Ich verzichte hier darauf, die bis auf Drehung und Spiege­lung 12 der insge­samt 92 Mög­lich­keiten darzu­stellen, acht Damen derart auf ein Schach­brett zu stellen, daß sie sich nicht gegen­seitig schlagen. Ich lasse es als eine nette Aufgabe, die eine von den zwöl­fen zu finden, die unter Rota­tion um 180 Grad in sich selbst über­geht. Ihret­wegen sind es insge­samt 11·8+1·4=92 und nicht 96 Lö­sun­gen. Ist es zu mühsam, einfach in der Wiki­pedia unter Damen­problem nach­sehen.

Bleibt die Bibel. Gerhard Kringe [7] schreibt: „Die Zahl ‚12‘ spielt in Verbin­dung mit Israel eine große Rolle. Da diese Zahl für den Kosmos steht, ist es ein Hin­weis, daß Israel seine Auf­ga­ben im Kosmos, bzw. auf dieser Erde hat.“ Ohne gerade als Deut­scher die Rolle Isra­els schmä­lern zu wol­len, ist es doch eher umge­kehrt: Zwölf war und ist den Juden wich­tig und steht des­halb man­chem für den Kos­mos. Und weiter: „Diese Zahl zieht sich durch die ganze Bibel. Es ist die Zahl der Monate (Monde) und der Tier­kreis­zei­chen […] Israel 12 Stämme hat, daß Jesus 12 Jün­ger […] im neuen Jeru­salem sind die 12 Tore aus 12 Perlen gemacht. Die Bäume des Lebens tragen 12 mal Frucht im Jahr.“ Unbe­strit­ten spielt die Zwölf im Leben der Men­schen noch heute eine große Rolle, doch wird sie ein­fach hinge­nom­men, ohne einen Gedan­ken an ko(s)mi­sche Bezie­hun­gen zu ver­schwen­den: „In dieser Zahl 12 ist 2 mal die Zahl des Men­schen enthal­ten (6) […] finden wir in den 24 Äl­te­sten 2 mal die Zahl 12. Bei dieser Zahl 24 geht es um Voll­macht und Voll­en­dung.“

[1] Normalerweise wird das L als Pfund­zeichen £ geschrie­ben, am schönsten kursiv £sd. 2005 hatte ich mich ent­schlos­sen, auf sel­tene Sonder­zei­chen im Text weit­ge­hend zu ver­zich­ten, die wie in den Anfän­gen der Daten­verar­bei­tung immer noch nicht über­all korrekt darge­stellt wurden, insbesondere auf meinem Mobiltelefon. Doch inzwischen (2023) sind viele Jahre vergangen, und wir haben uns neben URL mitten im Text an alleilei Fürze wie Smileys und sog. Hashtags gewöhnt. Hier belasse ich das L.

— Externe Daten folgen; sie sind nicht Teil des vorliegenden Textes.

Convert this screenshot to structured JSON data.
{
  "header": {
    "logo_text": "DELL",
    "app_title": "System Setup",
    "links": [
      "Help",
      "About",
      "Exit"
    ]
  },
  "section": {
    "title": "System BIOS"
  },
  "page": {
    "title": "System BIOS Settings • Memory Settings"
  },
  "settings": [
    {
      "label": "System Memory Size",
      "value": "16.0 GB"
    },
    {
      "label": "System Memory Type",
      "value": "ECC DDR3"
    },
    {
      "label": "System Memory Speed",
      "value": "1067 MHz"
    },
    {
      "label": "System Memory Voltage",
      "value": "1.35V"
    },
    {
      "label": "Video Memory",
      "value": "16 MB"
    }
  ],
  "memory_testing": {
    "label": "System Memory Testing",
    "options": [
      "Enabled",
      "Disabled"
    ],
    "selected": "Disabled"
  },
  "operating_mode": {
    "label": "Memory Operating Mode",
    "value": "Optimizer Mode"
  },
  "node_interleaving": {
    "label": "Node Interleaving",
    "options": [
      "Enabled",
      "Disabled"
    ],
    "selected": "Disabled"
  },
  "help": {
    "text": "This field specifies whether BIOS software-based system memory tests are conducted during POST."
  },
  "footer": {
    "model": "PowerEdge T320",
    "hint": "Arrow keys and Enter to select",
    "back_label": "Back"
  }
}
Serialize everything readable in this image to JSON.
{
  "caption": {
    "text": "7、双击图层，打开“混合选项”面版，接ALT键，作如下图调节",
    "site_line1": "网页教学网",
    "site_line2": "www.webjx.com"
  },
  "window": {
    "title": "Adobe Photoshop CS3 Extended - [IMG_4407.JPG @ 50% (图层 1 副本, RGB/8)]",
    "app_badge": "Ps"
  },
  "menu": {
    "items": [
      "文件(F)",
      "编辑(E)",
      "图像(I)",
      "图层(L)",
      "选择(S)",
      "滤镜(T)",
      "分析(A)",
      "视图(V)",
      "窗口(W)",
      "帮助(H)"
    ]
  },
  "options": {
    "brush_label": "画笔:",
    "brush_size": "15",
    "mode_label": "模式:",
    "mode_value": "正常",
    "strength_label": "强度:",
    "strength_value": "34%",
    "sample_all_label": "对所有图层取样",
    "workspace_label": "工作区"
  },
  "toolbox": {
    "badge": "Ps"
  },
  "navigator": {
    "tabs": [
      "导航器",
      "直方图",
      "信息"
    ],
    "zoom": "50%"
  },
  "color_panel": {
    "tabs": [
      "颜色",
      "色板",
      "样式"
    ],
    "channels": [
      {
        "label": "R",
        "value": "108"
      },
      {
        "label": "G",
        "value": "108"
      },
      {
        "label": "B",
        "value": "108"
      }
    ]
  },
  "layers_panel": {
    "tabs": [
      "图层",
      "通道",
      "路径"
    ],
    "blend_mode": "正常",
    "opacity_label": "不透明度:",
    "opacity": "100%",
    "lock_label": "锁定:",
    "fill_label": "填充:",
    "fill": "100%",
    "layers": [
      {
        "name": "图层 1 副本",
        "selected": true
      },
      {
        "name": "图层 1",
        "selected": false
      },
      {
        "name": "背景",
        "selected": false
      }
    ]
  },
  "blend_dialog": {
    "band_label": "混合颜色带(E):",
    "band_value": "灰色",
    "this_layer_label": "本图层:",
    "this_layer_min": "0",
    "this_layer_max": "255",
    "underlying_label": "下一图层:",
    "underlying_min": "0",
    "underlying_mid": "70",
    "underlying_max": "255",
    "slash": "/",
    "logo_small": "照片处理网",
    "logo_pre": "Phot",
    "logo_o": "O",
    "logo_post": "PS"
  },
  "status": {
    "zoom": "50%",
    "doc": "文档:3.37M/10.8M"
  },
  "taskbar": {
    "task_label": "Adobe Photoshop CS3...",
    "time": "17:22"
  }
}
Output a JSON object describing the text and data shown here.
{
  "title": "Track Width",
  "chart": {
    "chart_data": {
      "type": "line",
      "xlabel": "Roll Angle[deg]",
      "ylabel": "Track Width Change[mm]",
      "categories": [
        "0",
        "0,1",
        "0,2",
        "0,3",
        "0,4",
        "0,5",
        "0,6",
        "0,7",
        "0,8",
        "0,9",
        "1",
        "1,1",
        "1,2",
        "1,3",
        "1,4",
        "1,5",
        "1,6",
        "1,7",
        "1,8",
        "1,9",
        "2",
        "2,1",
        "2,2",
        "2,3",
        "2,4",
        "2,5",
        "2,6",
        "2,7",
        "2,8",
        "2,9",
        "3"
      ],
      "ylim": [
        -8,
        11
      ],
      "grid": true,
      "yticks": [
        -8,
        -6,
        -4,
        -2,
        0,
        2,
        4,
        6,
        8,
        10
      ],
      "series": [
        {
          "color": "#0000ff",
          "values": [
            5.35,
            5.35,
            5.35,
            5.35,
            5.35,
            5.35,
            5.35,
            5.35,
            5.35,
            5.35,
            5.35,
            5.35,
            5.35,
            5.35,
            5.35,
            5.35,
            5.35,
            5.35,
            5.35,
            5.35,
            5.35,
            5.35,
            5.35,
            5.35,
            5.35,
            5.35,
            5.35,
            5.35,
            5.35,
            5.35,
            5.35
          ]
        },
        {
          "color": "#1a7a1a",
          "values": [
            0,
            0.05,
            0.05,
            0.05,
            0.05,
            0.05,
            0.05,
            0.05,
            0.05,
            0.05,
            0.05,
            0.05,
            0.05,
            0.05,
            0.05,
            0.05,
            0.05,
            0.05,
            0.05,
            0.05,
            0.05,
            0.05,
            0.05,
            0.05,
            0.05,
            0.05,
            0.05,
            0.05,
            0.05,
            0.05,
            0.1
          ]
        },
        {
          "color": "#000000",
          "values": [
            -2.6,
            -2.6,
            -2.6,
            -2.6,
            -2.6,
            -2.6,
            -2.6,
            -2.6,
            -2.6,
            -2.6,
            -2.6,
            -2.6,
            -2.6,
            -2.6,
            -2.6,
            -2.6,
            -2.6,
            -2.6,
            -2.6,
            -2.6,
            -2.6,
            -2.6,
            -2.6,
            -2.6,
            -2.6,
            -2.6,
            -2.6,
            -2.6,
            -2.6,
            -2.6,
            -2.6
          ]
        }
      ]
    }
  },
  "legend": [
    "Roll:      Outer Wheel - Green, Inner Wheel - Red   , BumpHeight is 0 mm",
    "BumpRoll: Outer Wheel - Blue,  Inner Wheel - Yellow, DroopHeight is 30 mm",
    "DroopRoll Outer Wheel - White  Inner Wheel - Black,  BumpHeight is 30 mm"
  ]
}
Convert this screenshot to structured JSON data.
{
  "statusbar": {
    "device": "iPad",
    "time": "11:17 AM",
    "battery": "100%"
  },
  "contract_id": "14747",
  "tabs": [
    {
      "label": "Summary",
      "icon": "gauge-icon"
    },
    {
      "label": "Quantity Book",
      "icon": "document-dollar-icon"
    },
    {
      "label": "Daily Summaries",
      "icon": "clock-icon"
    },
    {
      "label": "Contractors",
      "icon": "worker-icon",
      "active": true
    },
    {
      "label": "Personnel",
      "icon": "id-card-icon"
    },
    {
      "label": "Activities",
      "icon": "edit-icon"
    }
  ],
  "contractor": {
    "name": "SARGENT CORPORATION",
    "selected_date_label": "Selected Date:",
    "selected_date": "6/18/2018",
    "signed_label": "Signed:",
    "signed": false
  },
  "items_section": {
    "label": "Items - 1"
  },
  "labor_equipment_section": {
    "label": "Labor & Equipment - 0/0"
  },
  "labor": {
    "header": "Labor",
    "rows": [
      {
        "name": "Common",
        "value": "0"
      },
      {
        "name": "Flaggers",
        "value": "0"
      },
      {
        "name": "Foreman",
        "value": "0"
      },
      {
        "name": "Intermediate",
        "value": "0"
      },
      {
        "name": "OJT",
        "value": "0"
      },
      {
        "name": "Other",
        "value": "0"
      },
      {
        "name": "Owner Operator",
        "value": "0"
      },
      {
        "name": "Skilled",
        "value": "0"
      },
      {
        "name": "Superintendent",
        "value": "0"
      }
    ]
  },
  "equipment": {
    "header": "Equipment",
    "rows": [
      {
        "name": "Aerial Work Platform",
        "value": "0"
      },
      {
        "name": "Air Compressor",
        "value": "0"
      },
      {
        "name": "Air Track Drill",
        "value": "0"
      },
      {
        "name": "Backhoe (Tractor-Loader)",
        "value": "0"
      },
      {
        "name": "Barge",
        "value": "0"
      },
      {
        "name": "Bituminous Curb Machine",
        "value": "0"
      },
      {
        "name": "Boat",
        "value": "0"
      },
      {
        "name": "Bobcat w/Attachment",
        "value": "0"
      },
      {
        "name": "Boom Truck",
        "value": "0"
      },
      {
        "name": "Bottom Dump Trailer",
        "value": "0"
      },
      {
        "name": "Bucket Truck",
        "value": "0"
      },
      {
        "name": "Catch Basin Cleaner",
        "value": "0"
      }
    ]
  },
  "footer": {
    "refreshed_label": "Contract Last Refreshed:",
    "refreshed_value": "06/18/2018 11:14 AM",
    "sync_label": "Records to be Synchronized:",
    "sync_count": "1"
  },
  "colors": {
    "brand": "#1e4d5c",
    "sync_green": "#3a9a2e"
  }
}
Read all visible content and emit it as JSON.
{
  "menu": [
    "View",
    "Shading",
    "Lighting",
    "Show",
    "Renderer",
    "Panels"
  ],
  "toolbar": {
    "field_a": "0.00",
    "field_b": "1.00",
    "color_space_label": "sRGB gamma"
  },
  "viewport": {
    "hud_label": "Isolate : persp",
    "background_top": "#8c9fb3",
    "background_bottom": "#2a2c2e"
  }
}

[2] Vergessen sind Stiege (20 oder 24), Schock (60), groß Hun­dert (120), Gros (144) und groß Gros (1728).

[3] Trotz des Sexagesimal­systems wurden die Doppel­stun­den in nur 30 ‚Minuten‘ geglie­dert, was wohl dem Monat zu 30 Tagen nach­empfun­den war. Dadurch ent­sprach ein Tag im Jahr etwa einer ‚Minute‘ des Tages. Bei aber­maliger Tei­lung in 360 ‚Sekun­den‘ wären diese 2/3 heu­tige Sekun­den lang. Ein Stab­pen­del von 0,6615 Me­tern benö­tigt auf dem 30. Brei­ten­grad diese Zeit für eine Halb­schwin­gung. Das sind genau zwei reale Gudea­fuß. Es ist also plau­si­bel, daß Gudea sein reales Längen­maß vom Sekunden­pen­del ablei­tete, ohne die moderne Sekunde zu ken­nen.

[4] Wenn man nur bis zwölf schlägt, ist es nahe­liegend und mecha­nisch von Vorteil, zwei­mal umlau­fen zu lassen. Ein Nach­teil besteht darin, daß Süden nicht ungefähr auf der Mittags­zeit (in Deutsch­land etwa 12:30 im Winter und 13:30 im Sommer) liegt, wenn man den Stunden­zeiger auf die Sonne richtet, son­dern auf der Winkel­halbie­renden zwi­schen Stunden­zeiger und Mittags­zeit. Das alles ist natür­lich kein Grund, die Uhrzeit zweimal von 1:00 bis 12:59 durch­zuzäh­len. Vor allem nicht 12:00pm auf 11:59am und 1:00am auf 12:59am folgen zu lassen. Und wel­cher Ameri­kaner weiß schon, daß noon mehr­heitlich 12:00pm und nicht 12:00am ist? Man komme ihm nicht mit Plau­sibi­lität, weil eine Sekunde nach Mittag ja 12:00:01pm sei.

[5] The On-Line Encyclopedia of Integer Sequences. Mindestkußzahlen A002336. Nur für Dimen­sio­nen 1, 2, 3, 4, 8 und 24 als exakt bekannt.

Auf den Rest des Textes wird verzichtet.